Uncle Sam's Attitude Toward FOIA: "Obfuscation on Behalf of Opacity"
That has to be the best description ever of how the Justice Department views the Freedom of Information Act (FOIA). I wish I could take credit for the phrase but it's a product of the fertile mind of Winfield Myers of Democracy-Project.com.
As evidence that Myers has nailed it, consider the following exchange during Wednesday's House Reform Committee Subcommittee hearing on the FOIA in which Deputy Assistant Attorney General Carl Nichols was asked by Rep. Edolphus Towns, D-NY, what Justice does to ensure compliance by federal agencies:
TOWNS: Mr. Nichols, there are concerns that agencies are not being compliant with the visions of FOIA relating to response time. Can you offer us some specific examples of what the Department of Justice has done to enforce agency compliance with FOIA? Has your DOJ FOIA office been active in enforcing agencies to be in compliance with their FOIA activities?

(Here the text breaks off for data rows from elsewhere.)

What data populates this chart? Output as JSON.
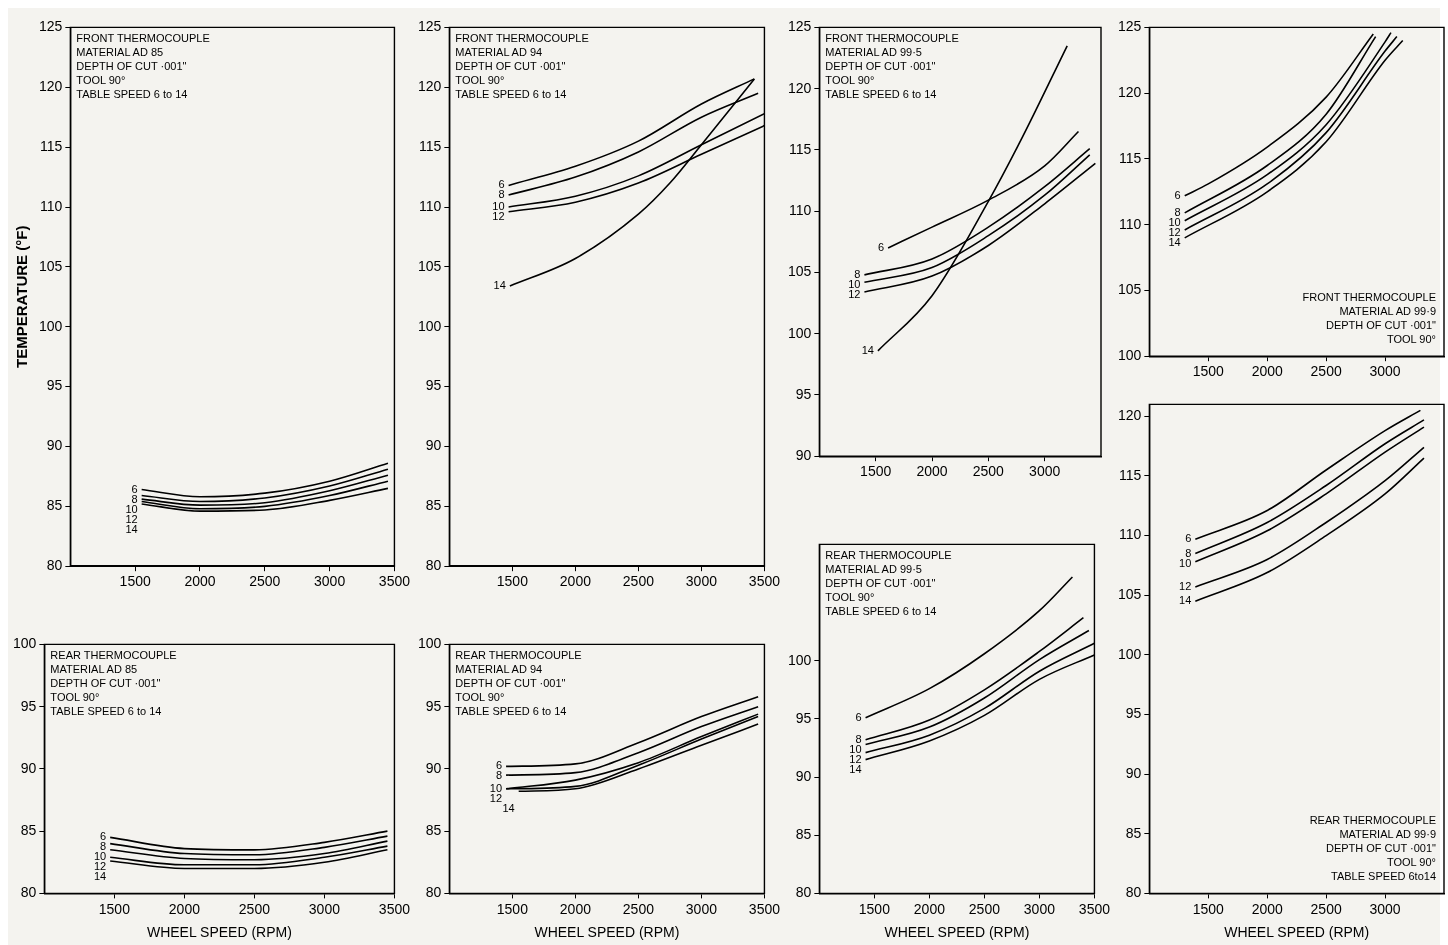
{
  "chart_data": [
    {
      "type": "line",
      "ylabel": "TEMPERATURE (°F)",
      "annotations": [
        "FRONT THERMOCOUPLE",
        "MATERIAL AD 85",
        "DEPTH OF CUT ·001\"",
        "TOOL 90°",
        "TABLE SPEED 6 to 14"
      ],
      "xlim": [
        1000,
        3500
      ],
      "xticks": [
        1500,
        2000,
        2500,
        3000,
        3500
      ],
      "ylim": [
        80,
        125
      ],
      "yticks": [
        80,
        85,
        90,
        95,
        100,
        105,
        110,
        115,
        120,
        125
      ],
      "marker": "none",
      "line_style": "solid",
      "series": [
        {
          "name": "6",
          "color": "#000000",
          "x": [
            1550,
            2000,
            2500,
            3000,
            3450
          ],
          "values": [
            86.4,
            85.8,
            86.1,
            87.1,
            88.6
          ]
        },
        {
          "name": "8",
          "color": "#000000",
          "x": [
            1550,
            2000,
            2500,
            3000,
            3450
          ],
          "values": [
            85.9,
            85.4,
            85.7,
            86.7,
            88.1
          ]
        },
        {
          "name": "10",
          "color": "#000000",
          "x": [
            1550,
            2000,
            2500,
            3000,
            3450
          ],
          "values": [
            85.6,
            85.1,
            85.3,
            86.3,
            87.6
          ]
        },
        {
          "name": "12",
          "color": "#000000",
          "x": [
            1550,
            2000,
            2500,
            3000,
            3450
          ],
          "values": [
            85.4,
            84.8,
            85.0,
            85.9,
            87.1
          ]
        },
        {
          "name": "14",
          "color": "#000000",
          "x": [
            1550,
            2000,
            2500,
            3000,
            3450
          ],
          "values": [
            85.2,
            84.6,
            84.7,
            85.5,
            86.5
          ]
        }
      ]
    },
    {
      "type": "line",
      "annotations": [
        "FRONT THERMOCOUPLE",
        "MATERIAL AD 94",
        "DEPTH OF CUT ·001\"",
        "TOOL 90°",
        "TABLE SPEED 6 to 14"
      ],
      "xlim": [
        1000,
        3500
      ],
      "xticks": [
        1500,
        2000,
        2500,
        3000,
        3500
      ],
      "ylim": [
        80,
        125
      ],
      "yticks": [
        80,
        85,
        90,
        95,
        100,
        105,
        110,
        115,
        120,
        125
      ],
      "marker": "none",
      "line_style": "solid",
      "series": [
        {
          "name": "6",
          "color": "#000000",
          "x": [
            1470,
            2000,
            2500,
            3000,
            3420
          ],
          "values": [
            111.8,
            113.4,
            115.5,
            118.6,
            120.7
          ]
        },
        {
          "name": "8",
          "color": "#000000",
          "x": [
            1470,
            2000,
            2500,
            3000,
            3450
          ],
          "values": [
            111.0,
            112.5,
            114.6,
            117.5,
            119.5
          ]
        },
        {
          "name": "10",
          "color": "#000000",
          "x": [
            1470,
            2000,
            2500,
            3000,
            3500
          ],
          "values": [
            110.0,
            110.9,
            112.6,
            115.2,
            117.8
          ]
        },
        {
          "name": "12",
          "color": "#000000",
          "x": [
            1470,
            2000,
            2500,
            3000,
            3500
          ],
          "values": [
            109.6,
            110.4,
            112.0,
            114.4,
            116.8
          ]
        },
        {
          "name": "14",
          "color": "#000000",
          "x": [
            1480,
            2000,
            2500,
            2750,
            3000,
            3420
          ],
          "values": [
            103.4,
            105.7,
            109.4,
            112.0,
            115.2,
            120.7
          ]
        }
      ]
    },
    {
      "type": "line",
      "annotations": [
        "FRONT THERMOCOUPLE",
        "MATERIAL AD 99·5",
        "DEPTH OF CUT ·001\"",
        "TOOL 90°",
        "TABLE SPEED 6 to 14"
      ],
      "xlim": [
        1000,
        3500
      ],
      "xticks": [
        1500,
        2000,
        2500,
        3000
      ],
      "ylim": [
        90,
        125
      ],
      "yticks": [
        90,
        95,
        100,
        105,
        110,
        115,
        120,
        125
      ],
      "marker": "none",
      "line_style": "solid",
      "series": [
        {
          "name": "6",
          "color": "#000000",
          "x": [
            1610,
            2000,
            2500,
            3000,
            3300
          ],
          "values": [
            107.0,
            108.7,
            110.9,
            113.7,
            116.5
          ]
        },
        {
          "name": "8",
          "color": "#000000",
          "x": [
            1400,
            2000,
            2500,
            3000,
            3400
          ],
          "values": [
            104.8,
            106.1,
            108.7,
            112.0,
            115.1
          ]
        },
        {
          "name": "10",
          "color": "#000000",
          "x": [
            1400,
            2000,
            2500,
            3000,
            3400
          ],
          "values": [
            104.2,
            105.4,
            108.0,
            111.3,
            114.6
          ]
        },
        {
          "name": "12",
          "color": "#000000",
          "x": [
            1400,
            2000,
            2500,
            3000,
            3450
          ],
          "values": [
            103.4,
            104.7,
            107.2,
            110.6,
            113.9
          ]
        },
        {
          "name": "14",
          "color": "#000000",
          "x": [
            1520,
            2000,
            2500,
            2800,
            3200
          ],
          "values": [
            98.6,
            103.1,
            110.8,
            116.0,
            123.5
          ]
        }
      ]
    },
    {
      "type": "line",
      "annotations": [
        "FRONT THERMOCOUPLE",
        "MATERIAL AD 99·9",
        "DEPTH OF CUT ·001\"",
        "TOOL 90°"
      ],
      "xlim": [
        1000,
        3500
      ],
      "xticks": [
        1500,
        2000,
        2500,
        3000
      ],
      "ylim": [
        100,
        125
      ],
      "yticks": [
        100,
        105,
        110,
        115,
        120,
        125
      ],
      "marker": "none",
      "line_style": "solid",
      "series": [
        {
          "name": "6",
          "color": "#000000",
          "x": [
            1300,
            1500,
            2000,
            2500,
            2900
          ],
          "values": [
            112.2,
            113.1,
            115.9,
            119.7,
            124.5
          ]
        },
        {
          "name": "8",
          "color": "#000000",
          "x": [
            1300,
            2000,
            2500,
            2920
          ],
          "values": [
            110.9,
            114.5,
            118.4,
            124.3
          ]
        },
        {
          "name": "10",
          "color": "#000000",
          "x": [
            1300,
            2000,
            2500,
            3000,
            3050
          ],
          "values": [
            110.3,
            113.8,
            117.6,
            123.9,
            124.6
          ]
        },
        {
          "name": "12",
          "color": "#000000",
          "x": [
            1300,
            2000,
            2500,
            3000,
            3100
          ],
          "values": [
            109.6,
            113.1,
            117.0,
            123.2,
            124.3
          ]
        },
        {
          "name": "14",
          "color": "#000000",
          "x": [
            1300,
            2000,
            2500,
            3000,
            3150
          ],
          "values": [
            109.0,
            112.5,
            116.3,
            122.5,
            124.0
          ]
        }
      ]
    },
    {
      "type": "line",
      "xlabel": "WHEEL SPEED (RPM)",
      "annotations": [
        "REAR THERMOCOUPLE",
        "MATERIAL AD 85",
        "DEPTH OF CUT ·001\"",
        "TOOL 90°",
        "TABLE SPEED 6 to 14"
      ],
      "xlim": [
        1000,
        3500
      ],
      "xticks": [
        1500,
        2000,
        2500,
        3000,
        3500
      ],
      "ylim": [
        80,
        100
      ],
      "yticks": [
        80,
        85,
        90,
        95,
        100
      ],
      "marker": "none",
      "line_style": "solid",
      "series": [
        {
          "name": "6",
          "color": "#000000",
          "x": [
            1470,
            2000,
            2500,
            3000,
            3450
          ],
          "values": [
            84.5,
            83.6,
            83.5,
            84.1,
            85.0
          ]
        },
        {
          "name": "8",
          "color": "#000000",
          "x": [
            1470,
            2000,
            2500,
            3000,
            3450
          ],
          "values": [
            84.0,
            83.2,
            83.1,
            83.7,
            84.6
          ]
        },
        {
          "name": "10",
          "color": "#000000",
          "x": [
            1470,
            2000,
            2500,
            3000,
            3450
          ],
          "values": [
            83.5,
            82.8,
            82.7,
            83.2,
            84.2
          ]
        },
        {
          "name": "12",
          "color": "#000000",
          "x": [
            1470,
            2000,
            2500,
            3000,
            3450
          ],
          "values": [
            82.9,
            82.3,
            82.3,
            82.9,
            83.8
          ]
        },
        {
          "name": "14",
          "color": "#000000",
          "x": [
            1470,
            2000,
            2500,
            3000,
            3450
          ],
          "values": [
            82.6,
            82.0,
            82.0,
            82.5,
            83.5
          ]
        }
      ]
    },
    {
      "type": "line",
      "xlabel": "WHEEL SPEED (RPM)",
      "annotations": [
        "REAR THERMOCOUPLE",
        "MATERIAL AD 94",
        "DEPTH OF CUT ·001\"",
        "TOOL 90°",
        "TABLE SPEED 6 to 14"
      ],
      "xlim": [
        1000,
        3500
      ],
      "xticks": [
        1500,
        2000,
        2500,
        3000,
        3500
      ],
      "ylim": [
        80,
        100
      ],
      "yticks": [
        80,
        85,
        90,
        95,
        100
      ],
      "marker": "none",
      "line_style": "solid",
      "series": [
        {
          "name": "6",
          "color": "#000000",
          "x": [
            1450,
            2000,
            2500,
            3000,
            3450
          ],
          "values": [
            90.2,
            90.4,
            92.1,
            94.2,
            95.8
          ]
        },
        {
          "name": "8",
          "color": "#000000",
          "x": [
            1450,
            2000,
            2500,
            3000,
            3450
          ],
          "values": [
            89.5,
            89.7,
            91.3,
            93.4,
            95.0
          ]
        },
        {
          "name": "10",
          "color": "#000000",
          "x": [
            1450,
            2000,
            2500,
            3000,
            3450
          ],
          "values": [
            88.4,
            89.1,
            90.5,
            92.6,
            94.4
          ]
        },
        {
          "name": "12",
          "color": "#000000",
          "x": [
            1450,
            2000,
            2500,
            3000,
            3450
          ],
          "values": [
            88.4,
            88.6,
            90.3,
            92.4,
            94.2
          ]
        },
        {
          "name": "14",
          "color": "#000000",
          "x": [
            1550,
            2000,
            2500,
            3000,
            3450
          ],
          "values": [
            88.2,
            88.4,
            90.0,
            91.9,
            93.6
          ]
        }
      ]
    },
    {
      "type": "line",
      "xlabel": "WHEEL SPEED (RPM)",
      "annotations": [
        "REAR THERMOCOUPLE",
        "MATERIAL AD 99·5",
        "DEPTH OF CUT ·001\"",
        "TOOL 90°",
        "TABLE SPEED 6 to 14"
      ],
      "xlim": [
        1000,
        3500
      ],
      "xticks": [
        1500,
        2000,
        2500,
        3000,
        3500
      ],
      "ylim": [
        80,
        110
      ],
      "yticks": [
        80,
        85,
        90,
        95,
        100
      ],
      "marker": "none",
      "line_style": "solid",
      "series": [
        {
          "name": "6",
          "color": "#000000",
          "x": [
            1420,
            2000,
            2500,
            3000,
            3300
          ],
          "values": [
            95.1,
            97.6,
            100.6,
            104.3,
            107.2
          ]
        },
        {
          "name": "8",
          "color": "#000000",
          "x": [
            1420,
            2000,
            2500,
            3000,
            3400
          ],
          "values": [
            93.2,
            94.9,
            97.5,
            100.8,
            103.7
          ]
        },
        {
          "name": "10",
          "color": "#000000",
          "x": [
            1420,
            2000,
            2500,
            3000,
            3450
          ],
          "values": [
            92.8,
            94.3,
            96.8,
            100.1,
            102.6
          ]
        },
        {
          "name": "12",
          "color": "#000000",
          "x": [
            1420,
            2000,
            2500,
            3000,
            3500
          ],
          "values": [
            92.1,
            93.6,
            95.9,
            99.1,
            101.5
          ]
        },
        {
          "name": "14",
          "color": "#000000",
          "x": [
            1420,
            2000,
            2500,
            3000,
            3500
          ],
          "values": [
            91.5,
            93.1,
            95.3,
            98.4,
            100.5
          ]
        }
      ]
    },
    {
      "type": "line",
      "xlabel": "WHEEL SPEED (RPM)",
      "annotations": [
        "REAR THERMOCOUPLE",
        "MATERIAL AD 99·9",
        "DEPTH OF CUT ·001\"",
        "TOOL 90°",
        "TABLE SPEED 6to14"
      ],
      "xlim": [
        1000,
        3500
      ],
      "xticks": [
        1500,
        2000,
        2500,
        3000
      ],
      "ylim": [
        80,
        121
      ],
      "yticks": [
        80,
        85,
        90,
        95,
        100,
        105,
        110,
        115,
        120
      ],
      "marker": "none",
      "line_style": "solid",
      "series": [
        {
          "name": "6",
          "color": "#000000",
          "x": [
            1390,
            2000,
            2500,
            3000,
            3300
          ],
          "values": [
            109.7,
            112.1,
            115.5,
            118.8,
            120.5
          ]
        },
        {
          "name": "8",
          "color": "#000000",
          "x": [
            1390,
            2000,
            2500,
            3000,
            3330
          ],
          "values": [
            108.5,
            111.1,
            114.2,
            117.7,
            119.7
          ]
        },
        {
          "name": "10",
          "color": "#000000",
          "x": [
            1390,
            2000,
            2500,
            3000,
            3330
          ],
          "values": [
            107.8,
            110.4,
            113.5,
            117.0,
            119.1
          ]
        },
        {
          "name": "12",
          "color": "#000000",
          "x": [
            1390,
            2000,
            2500,
            3000,
            3330
          ],
          "values": [
            105.7,
            108.0,
            111.1,
            114.6,
            117.4
          ]
        },
        {
          "name": "14",
          "color": "#000000",
          "x": [
            1390,
            2000,
            2500,
            3000,
            3330
          ],
          "values": [
            104.5,
            106.9,
            110.0,
            113.5,
            116.5
          ]
        }
      ]
    }
  ]
}
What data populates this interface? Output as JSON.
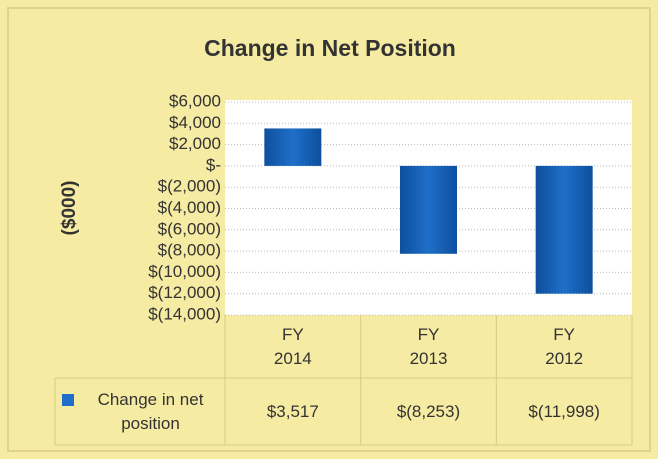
{
  "chart_data": {
    "type": "bar",
    "title": "Change in Net Position",
    "y_label": "($000)",
    "categories": [
      "FY 2014",
      "FY 2013",
      "FY 2012"
    ],
    "series": [
      {
        "name": "Change in net position",
        "color": "#1f6fc8",
        "values": [
          3517,
          -8253,
          -11998
        ],
        "value_labels": [
          "$3,517",
          "$(8,253)",
          "$(11,998)"
        ]
      }
    ],
    "ylim": [
      -14000,
      6000
    ],
    "yticks": [
      {
        "value": 6000,
        "label": "$6,000"
      },
      {
        "value": 4000,
        "label": "$4,000"
      },
      {
        "value": 2000,
        "label": "$2,000"
      },
      {
        "value": 0,
        "label": "$-"
      },
      {
        "value": -2000,
        "label": "$(2,000)"
      },
      {
        "value": -4000,
        "label": "$(4,000)"
      },
      {
        "value": -6000,
        "label": "$(6,000)"
      },
      {
        "value": -8000,
        "label": "$(8,000)"
      },
      {
        "value": -10000,
        "label": "$(10,000)"
      },
      {
        "value": -12000,
        "label": "$(12,000)"
      },
      {
        "value": -14000,
        "label": "$(14,000)"
      }
    ],
    "grid": true,
    "data_table": true
  }
}
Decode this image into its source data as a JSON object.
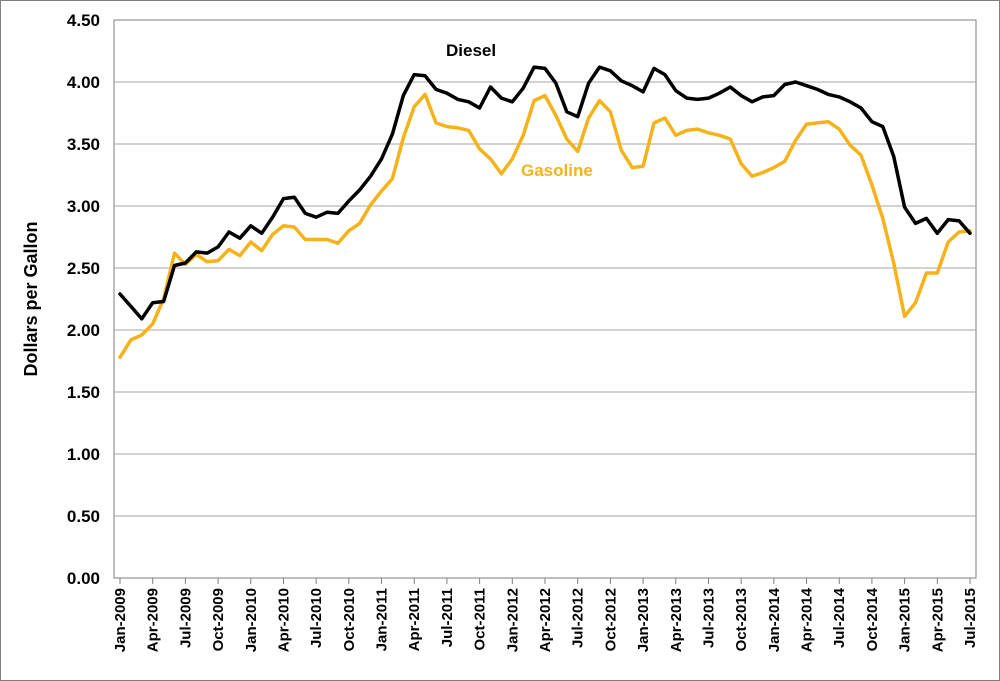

NICHOLS: I want to make clear that our oversight responsibility, as we discussed earlier and I think is in my testimony, is that we're responsible for encouraging agencies to comply with FOIA in a timelyand consistent manner.
TOWNS: How do you do that?
NICHOLS: We post guidances. We have a full-time staff that consults regularly with FOIA. Several members of that staff are here today. The Office of Information and Privacy, OIP, they have a very robust web page that gives agencies guidance on both substantive and procedural aspects of the act to encourage their compliance with the act.
TOWNS: But there's nothing you could do, though, if they do not comply?
NICHOLS: I'm not sure what you mean by nothing we can do.
TOWNS: Yes, what can you do, then? Maybe that's a better way to put it?
NICHOLS: Well, I think I've said we encourage their compliance.
TOWNS: Encourage? Could you be a little bit more specific?
NICHOLS: I think, A, we make sure they understand their obligations under the act. B, we talk to them about their obligations in the act. C, we publish this guide that tells them what they're supposed to do and this is not a small book, obviously. This lays out their various obligations, and we try to make sure they understand as best they can what they're supposed to do. I think those are important, substantial efforts that we undertake, and we devote a substantial number of people, time and effort to attempting or pushing agencies to comply with their obligations.
Towns asked a simple question - what do you do when agencies don't comply? Nichols clearly didn't want to respond to that question on the record because the answer is essentially "nothing." So instead he repeated what he'd already said about "encouraging" compliance.
Nichols was later asked by Rep. Todd Platts, R-PA, the subcommittee chairman, if Justice ever directs an agency to reverse a decision to withhold requested documents. Nichols said he was unaware of any examples but promised to check and get back to the subcommittee for the record.